2 Nisan 2016 Cumartesi





İŞİD'İN  BOMBALARI 









Sevgili kardeşlerim, yeğenlerim ve dostlarım…

İstiklal Caddesindeki patlamanın tesirleri hala sürmekte. Özellikle Yahudiler tedirgin. Türkiye bu sefer gerçekten çok karıştı. Canlı bombalar üst üste patlıyor. İhbarlar, istihbaratlar çok kötü… Durum hiç parlak değil. Yahudiler kendi kendilerine soruyorlar;
-Acaba ne yapsak ?
Esas problemlerden bir tanesi devletin emniyet güçlerine güven tam değil.
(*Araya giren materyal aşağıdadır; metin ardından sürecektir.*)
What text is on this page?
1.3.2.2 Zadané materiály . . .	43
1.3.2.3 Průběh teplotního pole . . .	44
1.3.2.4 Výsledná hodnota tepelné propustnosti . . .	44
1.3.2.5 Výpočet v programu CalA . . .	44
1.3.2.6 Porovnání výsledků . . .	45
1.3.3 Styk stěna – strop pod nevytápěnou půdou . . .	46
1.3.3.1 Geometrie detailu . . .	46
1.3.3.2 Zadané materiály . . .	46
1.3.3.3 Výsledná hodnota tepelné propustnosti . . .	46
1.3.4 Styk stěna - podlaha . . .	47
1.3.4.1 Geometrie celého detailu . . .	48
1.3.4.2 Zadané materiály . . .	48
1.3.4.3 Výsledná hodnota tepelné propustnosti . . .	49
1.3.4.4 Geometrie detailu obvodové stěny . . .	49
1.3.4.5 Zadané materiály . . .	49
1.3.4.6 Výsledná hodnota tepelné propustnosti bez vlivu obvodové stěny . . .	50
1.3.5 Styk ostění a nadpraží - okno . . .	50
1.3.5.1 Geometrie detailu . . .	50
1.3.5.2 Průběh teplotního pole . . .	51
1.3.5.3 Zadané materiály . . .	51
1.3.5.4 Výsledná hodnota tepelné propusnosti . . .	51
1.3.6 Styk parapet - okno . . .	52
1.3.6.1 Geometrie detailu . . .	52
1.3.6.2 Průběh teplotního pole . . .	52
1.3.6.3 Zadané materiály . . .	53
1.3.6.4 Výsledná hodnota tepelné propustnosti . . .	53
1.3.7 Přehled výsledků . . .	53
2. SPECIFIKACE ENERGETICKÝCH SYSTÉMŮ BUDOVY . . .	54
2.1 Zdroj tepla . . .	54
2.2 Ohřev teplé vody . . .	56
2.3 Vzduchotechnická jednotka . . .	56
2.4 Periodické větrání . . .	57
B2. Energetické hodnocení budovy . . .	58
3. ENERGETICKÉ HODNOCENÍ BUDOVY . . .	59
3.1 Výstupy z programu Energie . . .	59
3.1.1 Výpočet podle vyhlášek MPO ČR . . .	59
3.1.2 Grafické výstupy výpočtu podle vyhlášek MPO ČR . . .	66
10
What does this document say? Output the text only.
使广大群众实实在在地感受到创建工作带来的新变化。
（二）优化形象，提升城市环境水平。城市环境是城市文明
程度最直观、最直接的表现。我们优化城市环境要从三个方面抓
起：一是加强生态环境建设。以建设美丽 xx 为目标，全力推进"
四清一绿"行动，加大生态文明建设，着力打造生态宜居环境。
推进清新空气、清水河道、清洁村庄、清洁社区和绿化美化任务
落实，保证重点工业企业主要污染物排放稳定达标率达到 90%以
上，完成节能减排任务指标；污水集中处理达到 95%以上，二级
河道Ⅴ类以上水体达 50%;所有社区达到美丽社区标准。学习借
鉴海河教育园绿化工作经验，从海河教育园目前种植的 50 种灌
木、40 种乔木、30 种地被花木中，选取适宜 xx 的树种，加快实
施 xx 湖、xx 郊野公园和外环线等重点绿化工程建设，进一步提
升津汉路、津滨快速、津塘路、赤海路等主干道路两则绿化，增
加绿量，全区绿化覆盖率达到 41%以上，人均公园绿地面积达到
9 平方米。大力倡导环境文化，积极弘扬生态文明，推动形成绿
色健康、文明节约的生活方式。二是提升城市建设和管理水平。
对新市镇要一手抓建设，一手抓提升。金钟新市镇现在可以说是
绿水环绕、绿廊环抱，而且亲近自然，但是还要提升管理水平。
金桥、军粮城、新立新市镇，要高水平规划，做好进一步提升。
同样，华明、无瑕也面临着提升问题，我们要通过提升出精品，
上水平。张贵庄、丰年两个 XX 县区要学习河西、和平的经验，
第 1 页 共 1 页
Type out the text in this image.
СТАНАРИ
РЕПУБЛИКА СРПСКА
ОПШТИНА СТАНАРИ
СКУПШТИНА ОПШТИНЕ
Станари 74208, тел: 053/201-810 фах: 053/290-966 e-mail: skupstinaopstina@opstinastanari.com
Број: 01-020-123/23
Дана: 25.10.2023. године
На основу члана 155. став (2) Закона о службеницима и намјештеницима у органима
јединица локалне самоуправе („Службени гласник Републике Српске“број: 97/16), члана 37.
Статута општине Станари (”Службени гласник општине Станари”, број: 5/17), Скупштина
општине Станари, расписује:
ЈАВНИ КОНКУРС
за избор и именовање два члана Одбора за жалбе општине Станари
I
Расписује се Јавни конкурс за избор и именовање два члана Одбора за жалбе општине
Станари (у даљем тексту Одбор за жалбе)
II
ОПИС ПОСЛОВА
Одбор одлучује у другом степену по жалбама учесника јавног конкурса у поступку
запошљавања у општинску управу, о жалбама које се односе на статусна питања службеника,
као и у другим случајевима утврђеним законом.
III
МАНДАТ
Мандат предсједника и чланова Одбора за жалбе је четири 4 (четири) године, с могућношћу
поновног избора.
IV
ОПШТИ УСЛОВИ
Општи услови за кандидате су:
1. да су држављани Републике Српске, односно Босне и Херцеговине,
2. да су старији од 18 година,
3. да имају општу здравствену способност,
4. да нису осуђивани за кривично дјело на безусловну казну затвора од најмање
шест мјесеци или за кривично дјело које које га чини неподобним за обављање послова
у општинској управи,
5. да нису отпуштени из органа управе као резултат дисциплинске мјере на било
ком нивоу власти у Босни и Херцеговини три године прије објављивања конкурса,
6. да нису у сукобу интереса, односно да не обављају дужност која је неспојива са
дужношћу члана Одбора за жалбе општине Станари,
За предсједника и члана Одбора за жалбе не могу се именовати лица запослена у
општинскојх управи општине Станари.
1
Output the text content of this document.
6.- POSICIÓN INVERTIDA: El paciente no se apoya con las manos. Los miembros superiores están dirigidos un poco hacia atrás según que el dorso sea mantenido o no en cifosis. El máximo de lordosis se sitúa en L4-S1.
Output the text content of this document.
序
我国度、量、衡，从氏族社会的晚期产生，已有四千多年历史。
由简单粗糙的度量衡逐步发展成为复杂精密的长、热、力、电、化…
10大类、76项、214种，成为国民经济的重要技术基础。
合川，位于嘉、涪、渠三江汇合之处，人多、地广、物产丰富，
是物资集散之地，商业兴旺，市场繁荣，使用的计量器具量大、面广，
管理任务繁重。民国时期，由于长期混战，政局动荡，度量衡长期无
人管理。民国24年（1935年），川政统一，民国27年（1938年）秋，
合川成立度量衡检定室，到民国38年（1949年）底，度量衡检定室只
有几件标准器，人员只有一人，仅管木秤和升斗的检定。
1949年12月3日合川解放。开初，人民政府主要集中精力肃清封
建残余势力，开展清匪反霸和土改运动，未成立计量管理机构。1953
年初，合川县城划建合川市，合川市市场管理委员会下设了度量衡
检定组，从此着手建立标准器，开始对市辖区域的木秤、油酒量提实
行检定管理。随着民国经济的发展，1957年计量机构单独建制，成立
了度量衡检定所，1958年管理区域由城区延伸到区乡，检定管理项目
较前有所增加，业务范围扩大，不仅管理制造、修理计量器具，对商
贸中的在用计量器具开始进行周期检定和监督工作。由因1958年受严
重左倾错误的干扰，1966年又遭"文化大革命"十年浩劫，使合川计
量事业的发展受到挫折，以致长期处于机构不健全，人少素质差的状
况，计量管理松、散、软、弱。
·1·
Niye değil?
Emniyet teşkilatında iş bilen insanları “Bu Fetullahçı, bu paralel” diyerek ya sürdüler ya da meslekten attılar. İş başında işi bilen emniyetçi, istihbaratçı kalmadı. Öyle olunca da teröristler ortalıkta cirit atmaya başladı. Halkın da emniyetçilere güveni artık hiç yok. Millet gerzek değil ki, internet çağında yaşıyoruz. Her şeyi herkes öğreniyor. Böylece devletin acizliği meydana çıkıyor. Bakın size şu son olaylardan bazı şeyler anlatayım…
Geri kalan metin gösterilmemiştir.